A.M.?: Non. La direction de la sûreté publique agit dans le cadre des lois et règlements monégasques qui s’imposent à tout le monde. Pour le reste, il y a des instances juridictionnelles, c’est à elles de se prononcer.

M.H.?: Vous n’avez donc pas changé votre dispositif de garde à vue??

A.M.?: Aucunement.

M.H.?: Et vous attendez la décision de la cour d’appel s’agissant de cette affaire Mosashvili??

A.M.?: Tout à fait. De façon très sereine.

M.H.?: Etes vous associé à l’étude sur la réforme possible de la garde à vue monégasque??

A.M.?: Pas pour le moment. Mais je crois qu’il faut se souvenir qu’il existe différents droits. Il y a quelque chose qui me semble complètement improductif?: comment voulez-vous que la première chose qu’on dise à une personne interpellée par la police, c’est qu’il peut garder le silence?? C’est bien entendu un droit. On ne vas pas taper sur quelqu’un parce qu’il n’a pas envie de s’exprimer. Notez que la convention européenne des droits de l’homme date des années 50. Dans quel article parle-t-elle du droit au silence??

M.H.?: Ce sont les magistrats qui interprètent la convention, non??

A.M.?: Les droits de l’homme ne sont le monopole d’aucune institution ou corporation. Je rappellerai simplement que la sécurité individuelle est aussi un droit fondamental, dont l’exercice ne peut être ballotté au gré des interprétations.
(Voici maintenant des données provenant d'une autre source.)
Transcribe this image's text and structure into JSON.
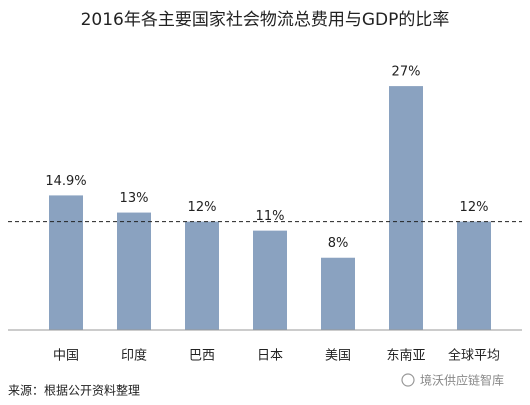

Personne ne comprendrait l’inflexion incessante des moyens de la lutte contre l’insécurité, au nom d’une approche théorique qui ne prend en compte qu’un aspect de la relation de la police avec la population.

MARIAGE PRINCIER

M.H.?: Le mariage princier aura lieu en juillet. C’est la priorité 2011??

A.M.?: On va tout faire pour que dans le domaine de la sécurité, ce mariage se passe merveilleusement bien. Je suis chargé d’organiser le dispositif de sécurité en fonction des exigences de la cérémonie.

M.H.?: De nombreuses têtes couronnées et chefs d’Etat seront présents. Vous allez demander main forte aux forces de police françaises, comme ce fut le cas lors des obsèques du prince Rainier??

A.M.?: Non. On se fait un point d’honneur à la sûreté publique de gérer avec nos propres forces cet événement.